発達障害の診断で使うおもちゃを並べ、検査の流れや所要時間を説明する小児科医

 県の調査によると、小児科や精神科、心療内科などを掲げる医療機関で、発達障害の診断・診療に携わっていることを公表可能とする病院やクリニックは2019年3月末点で54施設。県は「十分な数ではない」との認識だ。発達障害者の支援ニーズが高まっているにもかかわらず、医療機関の新規参入が進まないのはなぜか―。

 「原因の一つは診療報酬だと思う。特に、子どもの発達障害の診療は手間と時間がかかる。力を入れるほど経営が圧迫されかねない」。県内のある小児科医は本音を漏らす。

 診療報酬は医療行為の公定価格のこと。発達障害の診療は「精神科」と「小児科」で仕組みが異なる。精神科は、診療点数(価格)が5分以上、30分以上など診察時間などによって区切られ、時間が長くなるに連れ点数も上がる。一方、小児科の診療点数は時間で区切られず、精神科と比べて設定が低い例が多い。1人の患者の診療が2年以上続いた場合、精神科は一定額以上の報酬を請求できるのに対し、小児科は6歳以上の患者だと初診時の2~3割程度まで報酬が下がる。

 診療時間もネックだ。かぜの症状の診察なら5分程度だが、発達障害の疑いのある患者は成育歴の確認や行動観察が必要。診療に1時間以上かかることも多く、時間当たりの診療点数は低くなる傾向にある。

 需要に応じて1日に診る人数を増やすと、1人当たりの診療時間が減り、提供する医療の質が下がる懸念も。初診の受け入れ態勢を維持しつつ再診も対応すると、雪だるま式に患者が増え、時間的な余裕が減ったり、急患への対応に影響が出ることも考えられる。診療の一部を担う心理士を増やせば医師の負担は減るが、高い人件費を伴う。医療現場からは、こうした状況が診断・診療に携わる医師、医療機関の不足につながっているのではないかという声が上がっている。

 医師、医療機関の不足は「初診待ち期間」の長期化を招く。予約から初診まで半年近く待たされる例も珍しくないという。待機期間が長引くほど、支援が遅れる恐れがある。前出の医師は、診療報酬制度の見直しが必要だとした上でこう話す。「発達障害の特性に気付き、専門医や療育機関へ紹介できるかかりつけ医が増えれば、状況は改善されるかもしれない。専門医の育成、医師の関心を高める研修の充実が必要だと言う人もいる。いずれにしろ十分な議論が必要だ」

日本語の壁 医師が意思疎通できず

 県内に住むあるマイノリティー国籍の30代の外国人女性は数年前、日本人男性と結婚した。約1年後に長女が生まれたが、成長に伴い言語の遅れが目立ち始めた。3歳を過ぎても、自発的に話すのは「ママ」「パパ」など数単語。昨年12月、県内の医療機関で自閉スペクトラム症と診断された。
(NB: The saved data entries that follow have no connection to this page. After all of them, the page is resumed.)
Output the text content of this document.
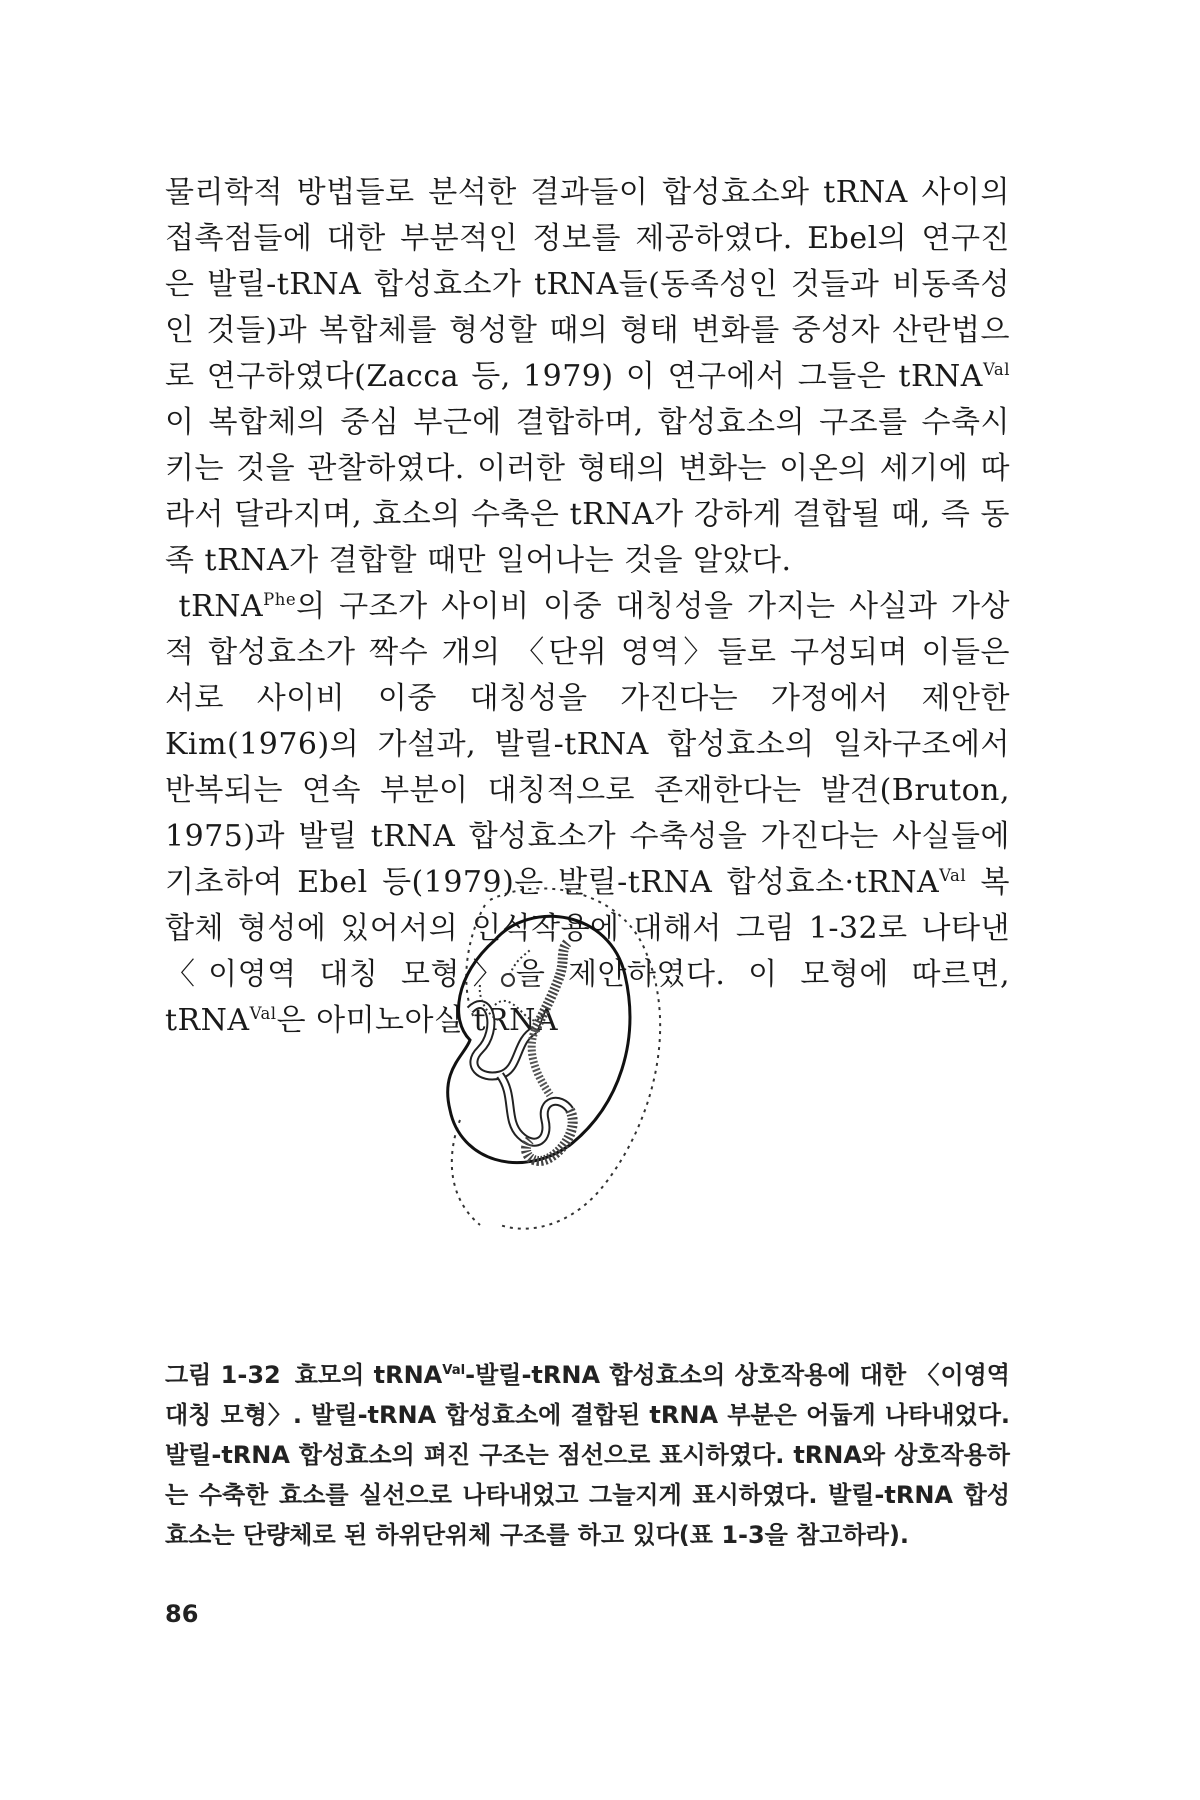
물리학적 방법들로 분석한 결과들이 합성효소와 tRNA 사이의 접촉점들에 대한 부분적인 정보를 제공하였다. Ebel의 연구진은 발릴-tRNA 합성효소가 tRNA들(동족성인 것들과 비동족성인 것들)과 복합체를 형성할 때의 형태 변화를 중성자 산란법으로 연구하였다(Zacca 등, 1979) 이 연구에서 그들은 tRNA$^{Val}$이 복합체의 중심 부근에 결합하며, 합성효소의 구조를 수축시키는 것을 관찰하였다. 이러한 형태의 변화는 이온의 세기에 따라서 달라지며, 효소의 수축은 tRNA가 강하게 결합될 때, 즉 동족 tRNA가 결합할 때만 일어나는 것을 알았다.

tRNA$^{Phe}$의 구조가 사이비 이중 대칭성을 가지는 사실과 가상적 합성효소가 짝수 개의 〈단위 영역〉들로 구성되며 이들은 서로 사이비 이중 대칭성을 가진다는 가정에서 제안한 Kim(1976)의 가설과, 발릴-tRNA 합성효소의 일차구조에서 반복되는 연속 부분이 대칭적으로 존재한다는 발견(Bruton, 1975)과 발릴 tRNA 합성효소가 수축성을 가진다는 사실들에 기초하여 Ebel 등(1979)은 발릴-tRNA 합성효소·tRNA$^{Val}$ 복합체 형성에 있어서의 인식작용에 대해서 그림 1-32로 나타낸 〈이영역 대칭 모형〉을 제안하였다. 이 모형에 따르면, tRNA$^{Val}$은 아미노아실 tRNA

그림 1-32 효모의 tRNA$^{Val}$-발릴-tRNA 합성효소의 상호작용에 대한 〈이영역 대칭 모형〉. 발릴-tRNA 합성효소에 결합된 tRNA 부분은 어둡게 나타내었다. 발릴-tRNA 합성효소의 펴진 구조는 점선으로 표시하였다. tRNA와 상호작용하는 수축한 효소를 실선으로 나타내었고 그늘지게 표시하였다. 발릴-tRNA 합성효소는 단량체로 된 하위단위체 구조를 하고 있다(표 1-3을 참고하라).
86
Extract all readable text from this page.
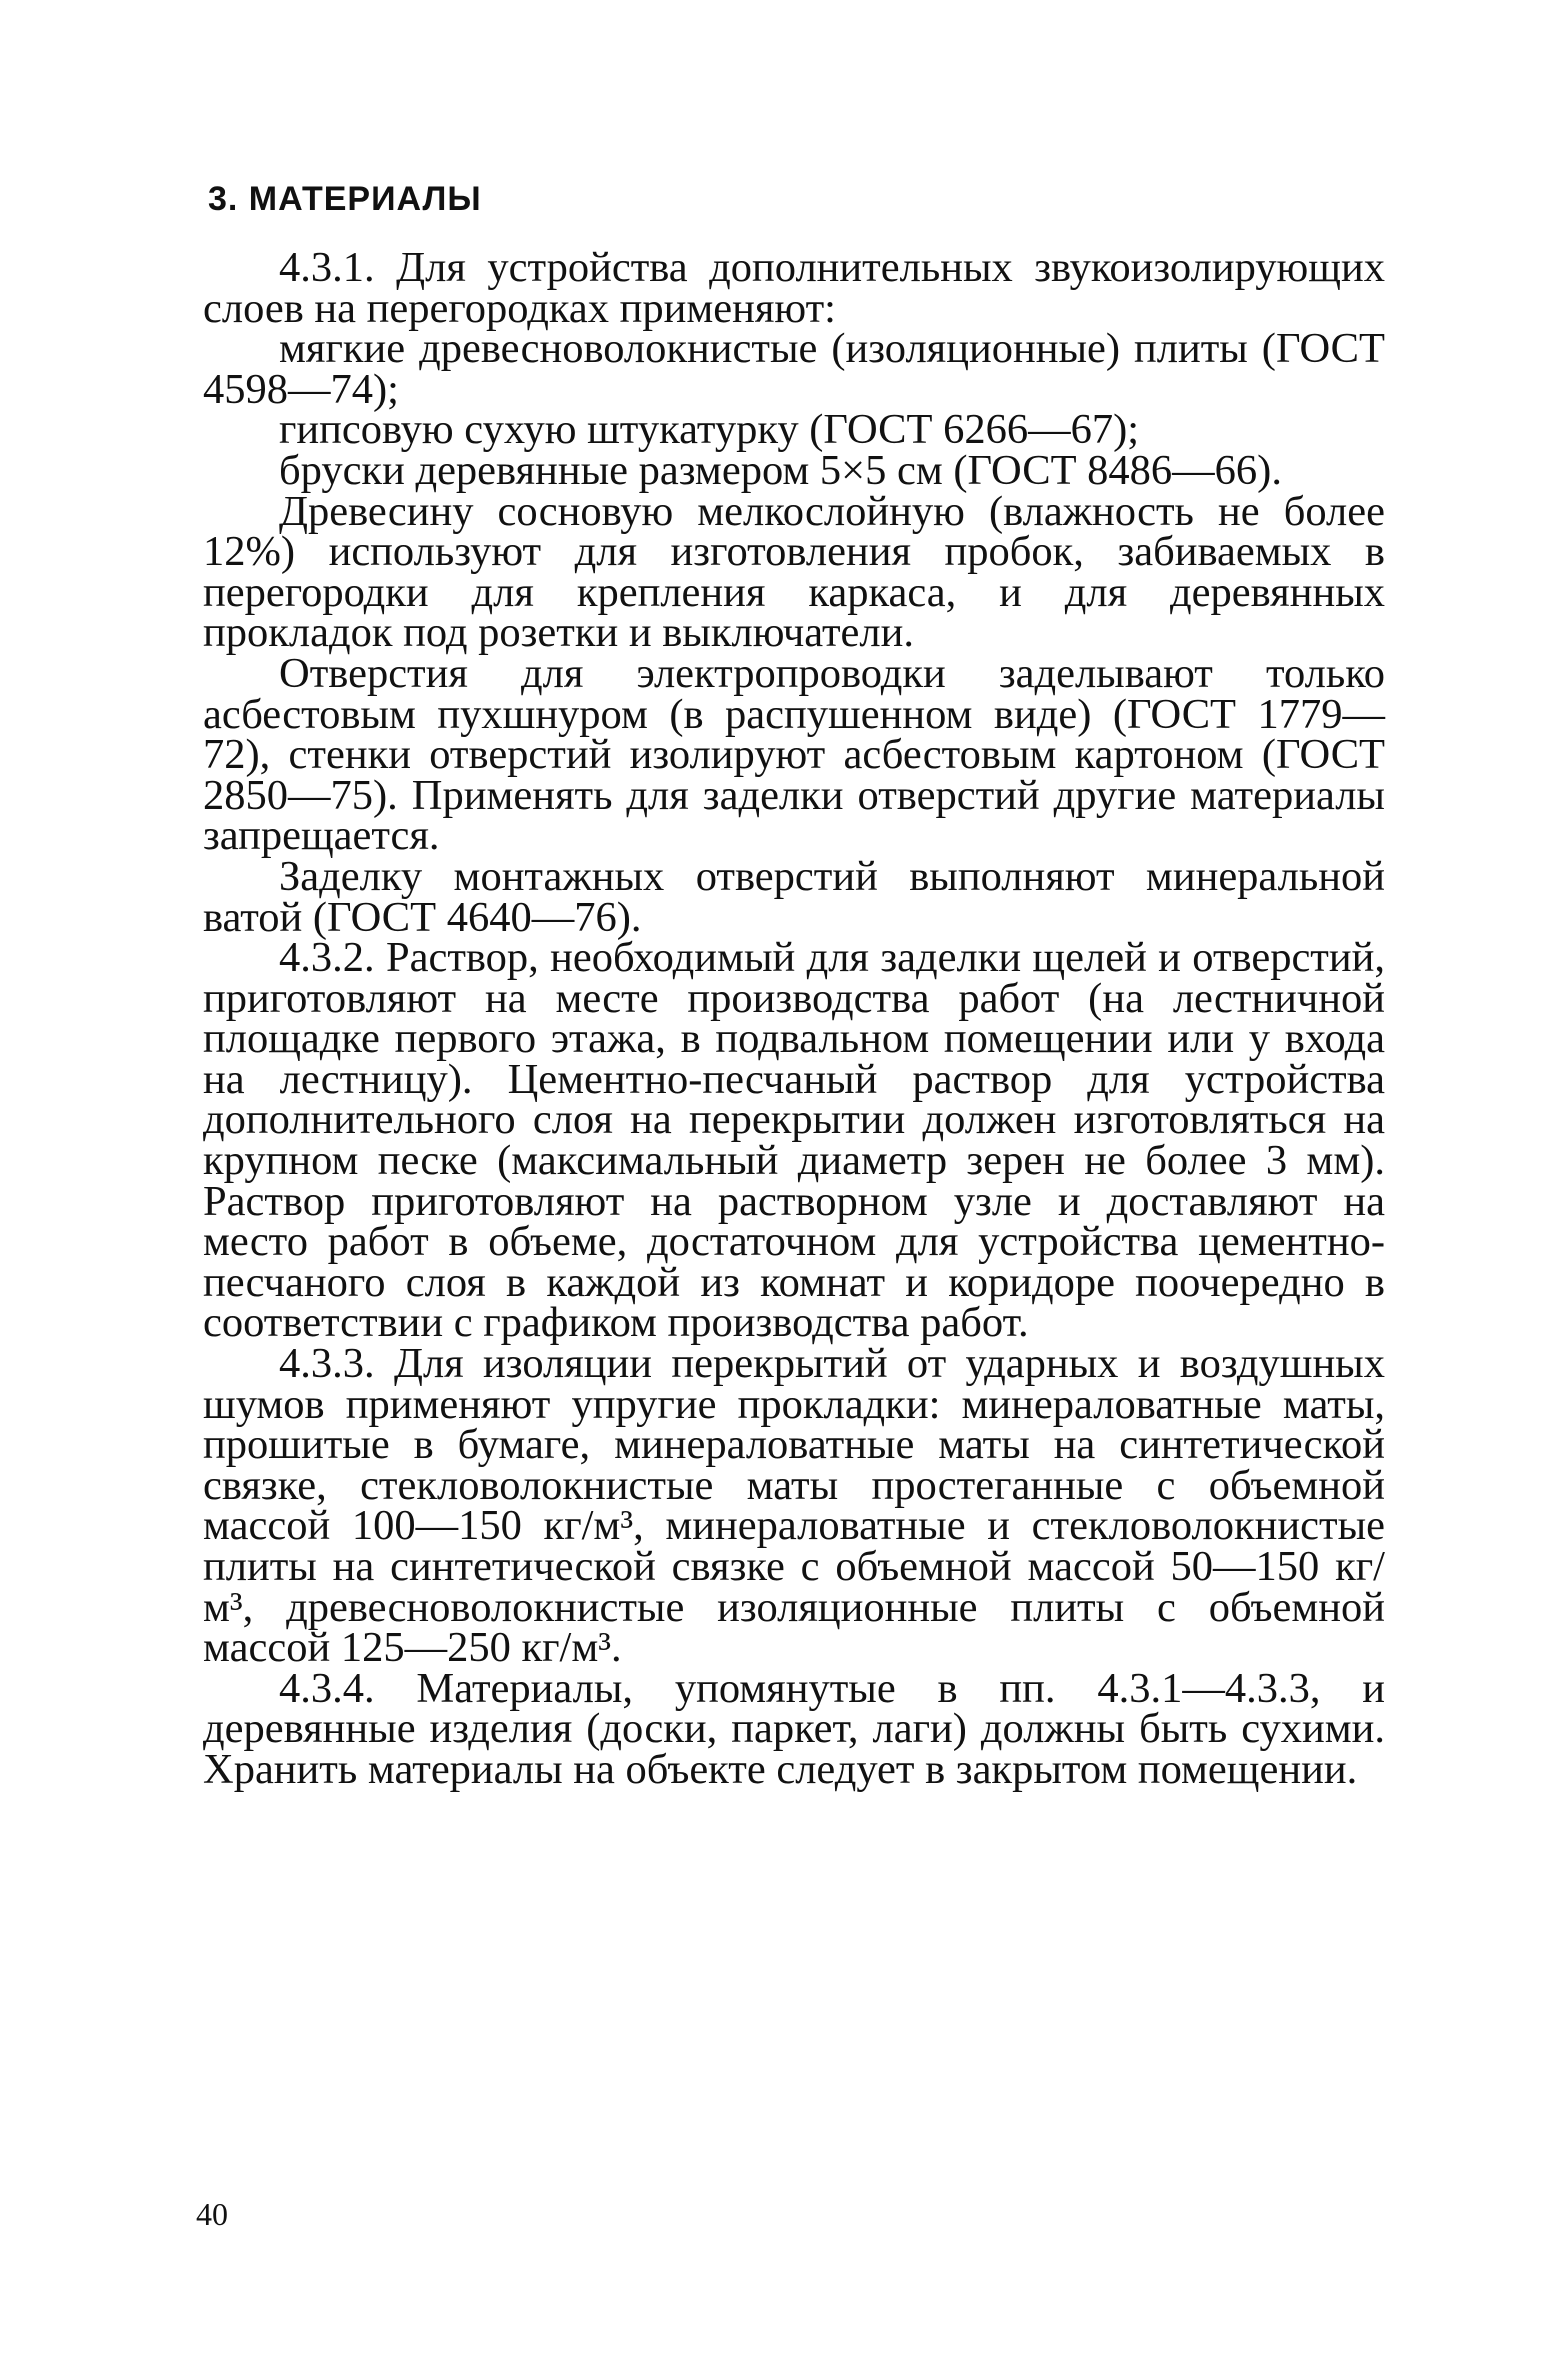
3. МАТЕРИАЛЫ

4.3.1. Для устройства дополнительных звукоизолирующих слоев на перегородках применяют:

мягкие древесноволокнистые (изоляционные) плиты (ГОСТ 4598—74);

гипсовую сухую штукатурку (ГОСТ 6266—67);

бруски деревянные размером 5×5 см (ГОСТ 8486—66).

Древесину сосновую мелкослойную (влажность не более 12%) используют для изготовления пробок, забиваемых в перегородки для крепления каркаса, и для деревянных прокладок под розетки и выключатели.

Отверстия для электропроводки заделывают только асбестовым пухшнуром (в распушенном виде) (ГОСТ 1779—72), стенки отверстий изолируют асбестовым картоном (ГОСТ 2850—75). Применять для заделки отверстий другие материалы запрещается.

Заделку монтажных отверстий выполняют минеральной ватой (ГОСТ 4640—76).

4.3.2. Раствор, необходимый для заделки щелей и отверстий, приготовляют на месте производства работ (на лестничной площадке первого этажа, в подвальном помещении или у входа на лестницу). Цементно-песчаный раствор для устройства дополнительного слоя на перекрытии должен изготовляться на крупном песке (максимальный диаметр зерен не более 3 мм). Раствор приготовляют на растворном узле и доставляют на место работ в объеме, достаточном для устройства цементно-песчаного слоя в каждой из комнат и коридоре поочередно в соответствии с графиком производства работ.

4.3.3. Для изоляции перекрытий от ударных и воздушных шумов применяют упругие прокладки: минераловатные маты, прошитые в бумаге, минераловатные маты на синтетической связке, стекловолокнистые маты простеганные с объемной массой 100—150 кг/м³, минераловатные и стекловолокнистые плиты на синтетической связке с объемной массой 50—150 кг/м³, древесноволокнистые изоляционные плиты с объемной массой 125—250 кг/м³.

4.3.4. Материалы, упомянутые в пп. 4.3.1—4.3.3, и деревянные изделия (доски, паркет, лаги) должны быть сухими. Хранить материалы на объекте следует в закрытом помещении.

40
 女性は日本語が不自由で医師の説明が理解できなかった。帰宅後、母国語の関連サイトを調べ、何とか部分的に内容を把握できた。娘のためにできることはないか―。必死に発達障害の勉強を始めたが、日本語の専門用語が理解できず、本で調べるのは諦めた。母国語のインターネット情報だけが頼りだった。

 日本にいる母国の知り合いはごくわずか。故郷の親族に助けを求めることは難しく、夫も仕事が忙しくて頼れない。女性は、長女の日本語の習得を優先し、母国語の使用を極力控えていた。その影響で、長女は母国語をほぼ理解できない。このことが状況を複雑にした。

 言語の遅れも重なり、親子はつたない日本語でしか意思疎通ができなくなっていた。もどかしい思いの日々が続く。「しあわせ、なりたい、なんで(こんなに)つらい」。女性は涙を流し、声を振り絞った。

 外国にルーツがある親子らと関わる医師や保健師らも言葉、文化の壁に悩む。発達障害の診断や検査では、言葉、行動の観察が重要な判断基準となる。県内のある医師は「言語、文化の異なる外国人の状態を見極めるのは日本人と比べて難しい。日本語の理解力や同席する通訳のレベルによっては、説明が正確に伝わらず、治療できる病気と勘違いされることもある」と打ち明ける。

 福岡国際医療福祉大看護学部の森山ますみ准教授らは2015年、外国人居住者が多い全国100市区町村の保健センター241カ所を対象に、発達障害の外国人小児に関する調査を実施。回答した48カ所のうち約9割が、発達の遅れについて「日本語と外国語が混在した多言語の生活環境によるものか、発達障害が要因か判断が難しい」などと答えたという。

 森山准教授は、外国人が発達障害の情報に簡単に接続できない現状は大きな課題だとし、「易しい日本語の表記や翻訳アプリを充実させるなど、より分かりやすい情報提供の仕組みをつくるべきだ」と指摘。外国人乳幼児の特徴を踏まえた健診方法の確立、外国人も支援対象とする療育施設の拡充、国による専門家育成の必要性などを訴える。